Dendrites are small, pin-like fibers that can short circuit rechargeable batteries and which in turn can promote fire hazards and restrict the capability of batteries to store up renewable energy or power smart phones.
An electrolyte has recently been developed for lithium batteries which can remove these dendrites. At the same time the electrolyte can make batteries far more efficient by allowing them to carry a considerable amount of electrical current. Batteries that use other dendrite-restricting solutions have failed to sustain current densities and high efficiencies. The study has been published in Nature Communications.
A large number of rechargeable lithium-ion batteries are being used nowadays and they include two electrodes: positively charged and negatively charged. The former contains lithium, while the latter is made of graphite. When electrons pass through a wire which links the two electrodes, electricity is produced.
Our new electrolyte helps lithium batteries be more than 99 percent efficient and enables them to carry more than ten times more electric current per area than previous technologies. This new discovery could kick-start the development of powerful and practical next-generation rechargeable batteries such as lithium-sulfur, lithium-air and lithium-metal batteries.
Ji-Guang Zhang - Physicist
Department of Energy's Pacific Northwest National Laboratory
In order to control the electrons, positively charged lithium atoms move from one electrode to the other via another path, i.e., the electrolyte solution on which the electrodes are located. However, graphite is characterized by a low energy storage capacity and thus restricts the quantity of energy a lithium-ion battery can provide electric vehicles and smart phones.
Earlier in the 1970s, when lithium-based rechargeable batteries were initially created, scientists used lithium for the negative electrode - the anode. When compared to graphite, lithium has 10x more energy storage capacity. However, a major drawback was that the lithium-carrying electrolyte reacts with the lithium anode and this in turn caused tiny lithium dendrites to grow resulting in battery failures.
Over the years, numerous attempts were made to tweak the rechargeable batteries to overcome the dendrite issue. Later, in the early 1990s, other materials such as graphite were used for the anode. Recently, researchers have used a protective layer on the anode, while others have developed electrolyte additives. While some solutions were able to remove dendrites, they also gave way to impractical batteries with minimum power. Although other techniques slowed the fiber's growth, they did not stop them altogether.
PNNL re-examined the older designs, assuming that present-day rechargeable lithium-ion batteries having graphite anodes may be close to their peak energy capacity. To that end, Zhang and his team developed an electrolyte that worked efficiently in batteries having a high-capacity lithium anode.
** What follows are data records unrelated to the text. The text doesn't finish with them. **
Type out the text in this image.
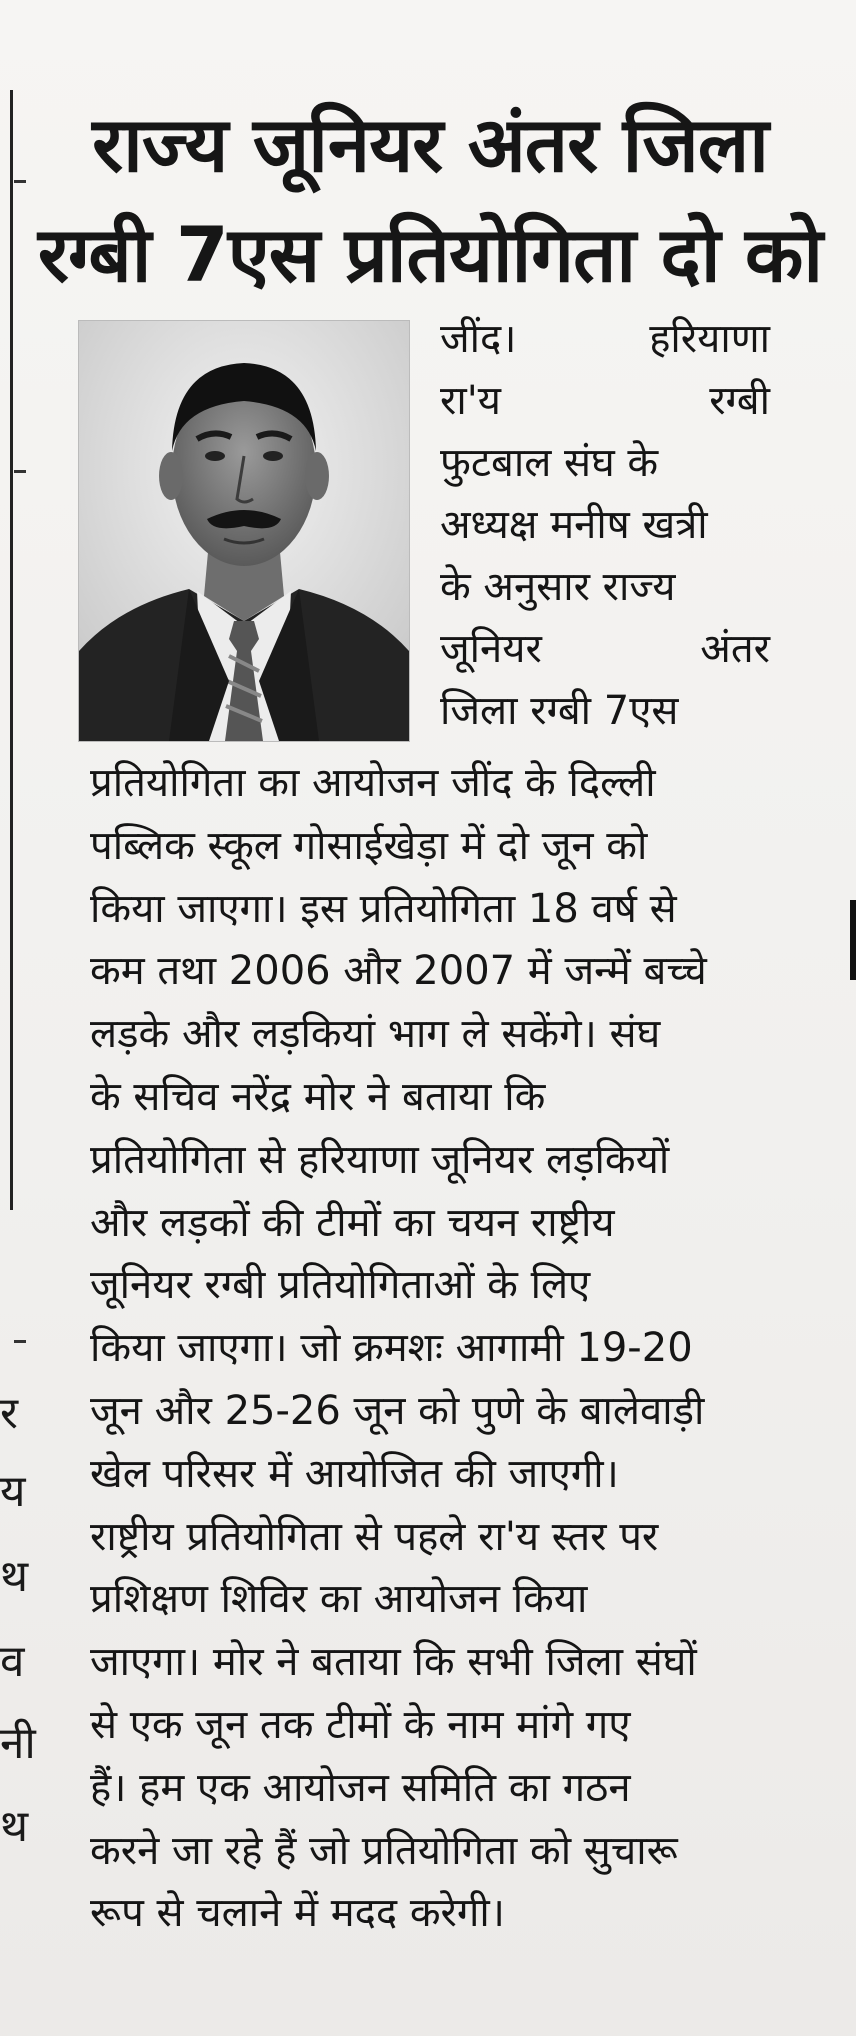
र
य
थ
व
नी
थ
राज्य जूनियर अंतर जिला
रग्बी 7एस प्रतियोगिता दो को
जींद।	हरियाणा
रा'य	रग्बी
फुटबाल संघ के
अध्यक्ष मनीष खत्री
के अनुसार राज्य
जूनियर	अंतर
जिला रग्बी 7एस
प्रतियोगिता का आयोजन जींद के दिल्ली
पब्लिक स्कूल गोसाईखेड़ा में दो जून को
किया जाएगा। इस प्रतियोगिता 18 वर्ष से
कम तथा 2006 और 2007 में जन्में बच्चे
लड़के और लड़कियां भाग ले सकेंगे। संघ
के सचिव नरेंद्र मोर ने बताया कि
प्रतियोगिता से हरियाणा जूनियर लड़कियों
और लड़कों की टीमों का चयन राष्ट्रीय
जूनियर रग्बी प्रतियोगिताओं के लिए
किया जाएगा। जो क्रमशः आगामी 19-20
जून और 25-26 जून को पुणे के बालेवाड़ी
खेल परिसर में आयोजित की जाएगी।
राष्ट्रीय प्रतियोगिता से पहले रा'य स्तर पर
प्रशिक्षण शिविर का आयोजन किया
जाएगा। मोर ने बताया कि सभी जिला संघों
से एक जून तक टीमों के नाम मांगे गए
हैं। हम एक आयोजन समिति का गठन
करने जा रहे हैं जो प्रतियोगिता को सुचारू
रूप से चलाने में मदद करेगी।
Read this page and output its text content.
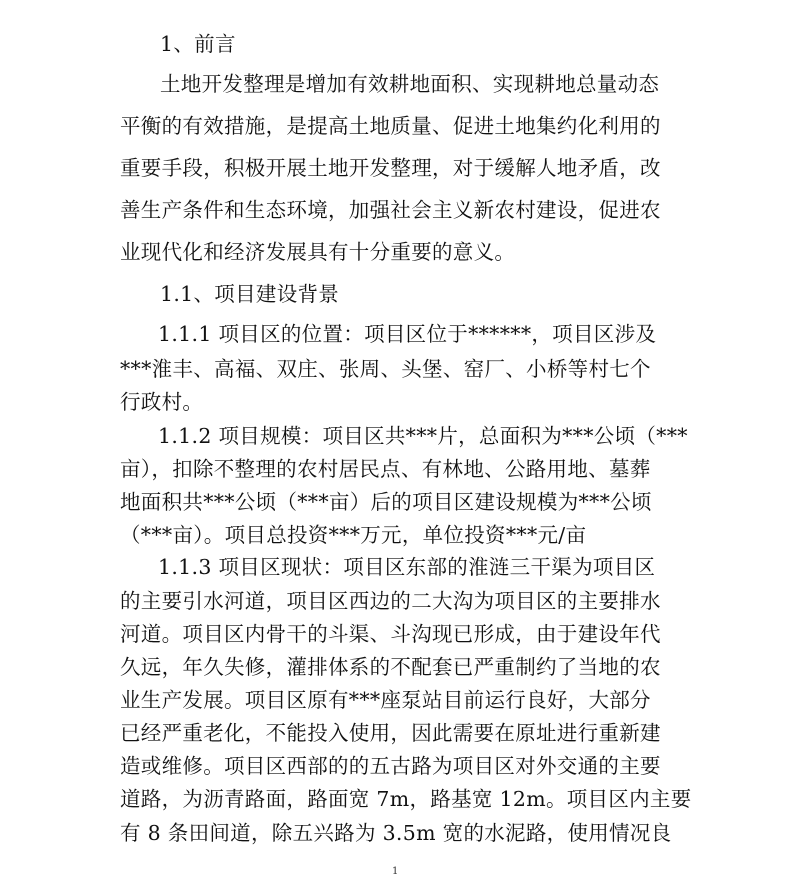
1、前言
土地开发整理是增加有效耕地面积、实现耕地总量动态
平衡的有效措施，是提高土地质量、促进土地集约化利用的
重要手段，积极开展土地开发整理，对于缓解人地矛盾，改
善生产条件和生态环境，加强社会主义新农村建设，促进农
业现代化和经济发展具有十分重要的意义。
1.1、项目建设背景
1.1.1 项目区的位置：项目区位于******，项目区涉及
***淮丰、高福、双庄、张周、头堡、窑厂、小桥等村七个
行政村。
1.1.2 项目规模：项目区共***片，总面积为***公顷（***
亩），扣除不整理的农村居民点、有林地、公路用地、墓葬
地面积共***公顷（***亩）后的项目区建设规模为***公顷
（***亩）。项目总投资***万元，单位投资***元/亩
1.1.3 项目区现状：项目区东部的淮涟三干渠为项目区
的主要引水河道，项目区西边的二大沟为项目区的主要排水
河道。项目区内骨干的斗渠、斗沟现已形成，由于建设年代
久远，年久失修，灌排体系的不配套已严重制约了当地的农
业生产发展。项目区原有***座泵站目前运行良好，大部分
已经严重老化，不能投入使用，因此需要在原址进行重新建
造或维修。项目区西部的的五古路为项目区对外交通的主要
道路，为沥青路面，路面宽 7m，路基宽 12m。项目区内主要
有 8 条田间道，除五兴路为 3.5m 宽的水泥路，使用情况良
1
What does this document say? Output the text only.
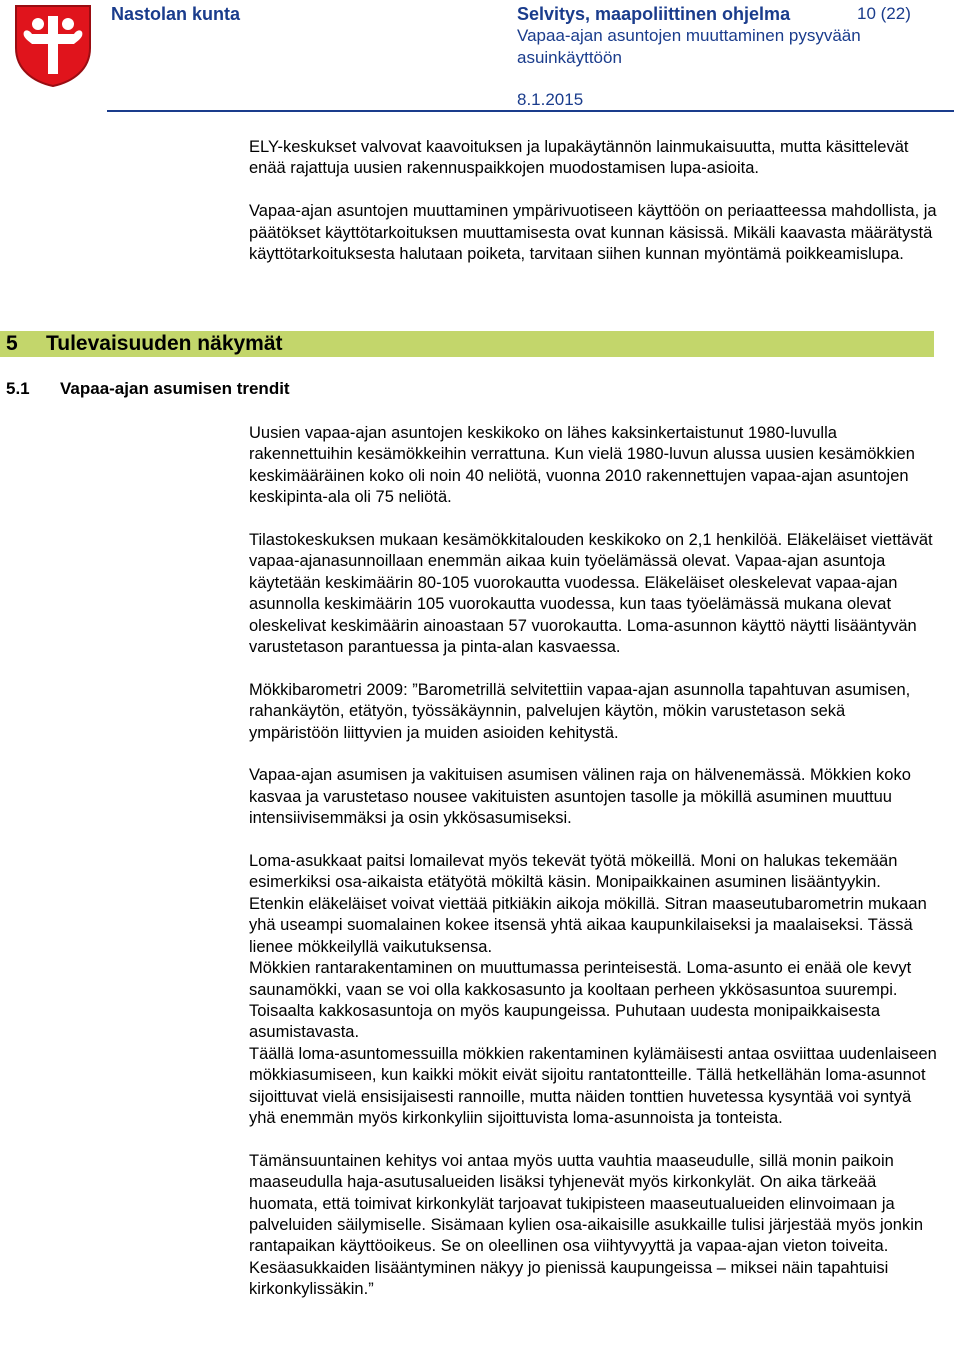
Nastolan kunta	Selvitys, maapoliittinen ohjelma	10 (22)
Vapaa-ajan asuntojen muuttaminen pysyvään asuinkäyttöön
8.1.2015

ELY-keskukset valvovat kaavoituksen ja lupakäytännön lainmukaisuutta, mutta käsittelevät enää rajattuja uusien rakennuspaikkojen muodostamisen lupa-asioita.

Vapaa-ajan asuntojen muuttaminen ympärivuotiseen käyttöön on periaatteessa mahdollista, ja päätökset käyttötarkoituksen muuttamisesta ovat kunnan käsissä. Mikäli kaavasta määrätystä käyttötarkoituksesta halutaan poiketa, tarvitaan siihen kunnan myöntämä poikkeamislupa.

5 Tulevaisuuden näkymät
5.1 Vapaa-ajan asumisen trendit

Uusien vapaa-ajan asuntojen keskikoko on lähes kaksinkertaistunut 1980-luvulla rakennettuihin kesämökkeihin verrattuna. Kun vielä 1980-luvun alussa uusien kesämökkien keskimääräinen koko oli noin 40 neliötä, vuonna 2010 rakennettujen vapaa-ajan asuntojen keskipinta-ala oli 75 neliötä.

Tilastokeskuksen mukaan kesämökkitalouden keskikoko on 2,1 henkilöä. Eläkeläiset viettävät vapaa-ajanasunnoillaan enemmän aikaa kuin työelämässä olevat. Vapaa-ajan asuntoja käytetään keskimäärin 80-105 vuorokautta vuodessa. Eläkeläiset oleskelevat vapaa-ajan asunnolla keskimäärin 105 vuorokautta vuodessa, kun taas työelämässä mukana olevat oleskelivat keskimäärin ainoastaan 57 vuorokautta. Loma-asunnon käyttö näytti lisääntyvän varustetason parantuessa ja pinta-alan kasvaessa.

Mökkibarometri 2009: ”Barometrillä selvitettiin vapaa-ajan asunnolla tapahtuvan asumisen, rahankäytön, etätyön, työssäkäynnin, palvelujen käytön, mökin varustetason sekä ympäristöön liittyvien ja muiden asioiden kehitystä.

Vapaa-ajan asumisen ja vakituisen asumisen välinen raja on hälvenemässä. Mökkien koko kasvaa ja varustetaso nousee vakituisten asuntojen tasolle ja mökillä asuminen muuttuu intensiivisemmäksi ja osin ykkösasumiseksi.

Loma-asukkaat paitsi lomailevat myös tekevät työtä mökeillä. Moni on halukas tekemään esimerkiksi osa-aikaista etätyötä mökiltä käsin. Monipaikkainen asuminen lisääntyykin. Etenkin eläkeläiset voivat viettää pitkiäkin aikoja mökillä. Sitran maaseutubarometrin mukaan yhä useampi suomalainen kokee itsensä yhtä aikaa kaupunkilaiseksi ja maalaiseksi. Tässä lienee mökkeilyllä vaikutuksensa.

Mökkien rantarakentaminen on muuttumassa perinteisestä. Loma-asunto ei enää ole kevyt saunamökki, vaan se voi olla kakkosasunto ja kooltaan perheen ykkösasuntoa suurempi. Toisaalta kakkosasuntoja on myös kaupungeissa. Puhutaan uudesta monipaikkaisesta asumistavasta.

Täällä loma-asuntomessuilla mökkien rakentaminen kylämäisesti antaa osviittaa uudenlaiseen mökkiasumiseen, kun kaikki mökit eivät sijoitu rantatontteille. Tällä hetkellähän loma-asunnot sijoittuvat vielä ensisijaisesti rannoille, mutta näiden tonttien huvetessa kysyntää voi syntyä yhä enemmän myös kirkonkyliin sijoittuvista loma-asunnoista ja tonteista.

Tämänsuuntainen kehitys voi antaa myös uutta vauhtia maaseudulle, sillä monin paikoin maaseudulla haja-asutusalueiden lisäksi tyhjenevät myös kirkonkylät. On aika tärkeää huomata, että toimivat kirkonkylät tarjoavat tukipisteen maaseutualueiden elinvoimaan ja palveluiden säilymiselle. Sisämaan kylien osa-aikaisille asukkaille tulisi järjestää myös jonkin rantapaikan käyttöoikeus. Se on oleellinen osa viihtyvyyttä ja vapaa-ajan vieton toiveita. Kesäasukkaiden lisääntyminen näkyy jo pienissä kaupungeissa – miksei näin tapahtuisi kirkonkylissäkin.”
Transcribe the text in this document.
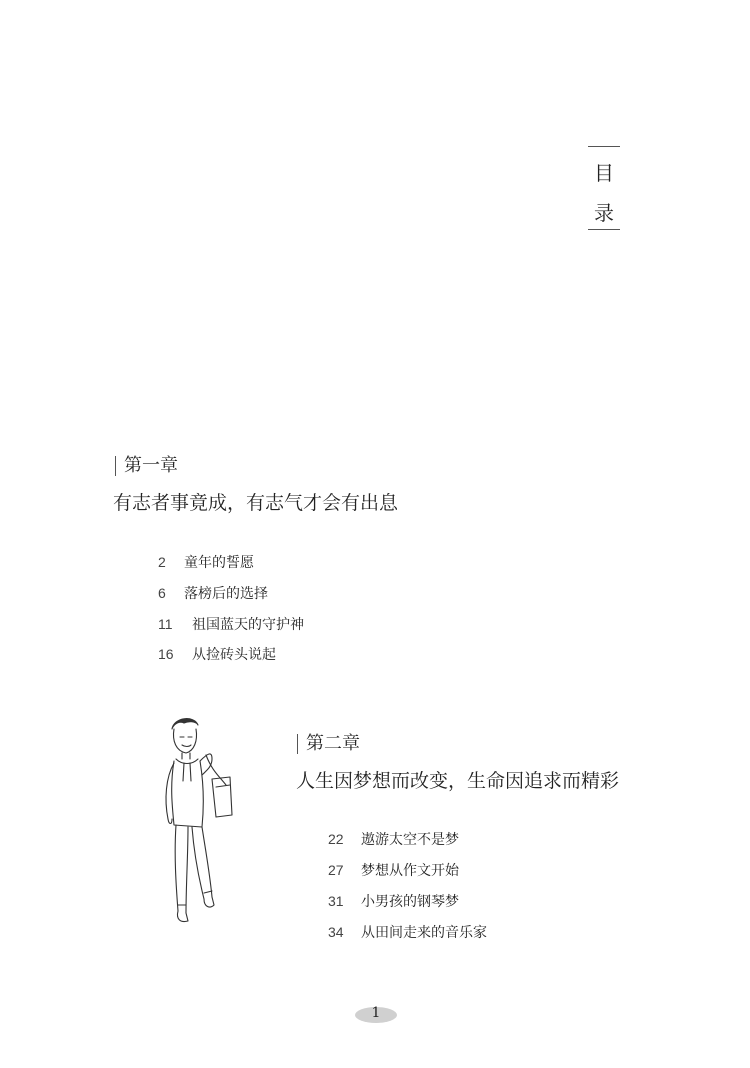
目
录
第一章
有志者事竟成，有志气才会有出息
2 童年的誓愿
6 落榜后的选择
11 祖国蓝天的守护神
16 从捡砖头说起
第二章
人生因梦想而改变，生命因追求而精彩
22 遨游太空不是梦
27 梦想从作文开始
31 小男孩的钢琴梦
34 从田间走来的音乐家
1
The researchers also noted that others had some amount of success with electrolytes having high salt concentrations and ultimately opted to use large amounts of the lithium bis(fluorosulfonyl)imide salt. In order to develop the electrolyte, they added the salt to dimethoxyethane, a kind of solvent. They later built a circular test cell.
A lithium anode and the new electrolyte were then used in this test cell. Rather than growing dendrites, the anode produced a thin, smooth layer of lithium nodules, which did not short-circuit the battery.
Following 1,000 repeated charge and discharge cycles, the circular test cell effectively retained 98.4% of its initial energy while carrying 4mA of electrical current per square centimeter of area. The researchers discovered that higher current densities lead to slightly lower efficiencies.
For instance, for a current density of 10mA/cm2, the test cell retained an efficiency of greater than 97%. Similarly, a test cell carrying only 0.2mA/cm2 acquired as high as 99.1% efficiency. Majority of batteries with lithium anodes work at a current density of 1mA/cm2 or less, and do not work after 300 cycles.
According to Zhang, the high efficiency of the new electrolyte could pave the way for an anode-free battery. The negative electrodes used in present-day batteries contain thin metal pieces such as copper, which is coated in lithium, graphite, or similar active materials. These thin metal bases are known as current collectors, as they maintain the electron flow to power the smart phones.
Active materials were used to coat the electrodes, as most electrolytes have not been efficient and use lithium ions during battery usage. However, an electrolyte with over 99% efficiency offers a possibility to design a battery that only includes a negative current collector, sans having an active material coating on the anode side.
Not needing an anode could lower the cost and size of rechargeable batteries and would also significantly improve the safety of these batteries, Zhang added.
However, more research is needed to refine the new electrolyte before it can be used in mainstream applications. Zhang and his team are examining a wide range of additives to improve their electrolyte, so that a lithium battery using it can acquire over 99.9% efficiency, a level that is required for commercial use. The research team is also evaluating which cathode materials would operate best in tandem with the new electrolyte.
In order to test the performance of the battery material, the team applied sophisticated methods such as X-ray photoelectron spectroscopy and scanning electron microscopy at the Environmental Molecular Sciences Laboratory (EMSL), a DOE Office of Science national user facility at PNNL. It also carried out molecular dynamic simulations in association with the Army Research Laboratory.
The study was funded by the Joint Center for Energy Storage Research (JCESR) through DOE's Office of Science.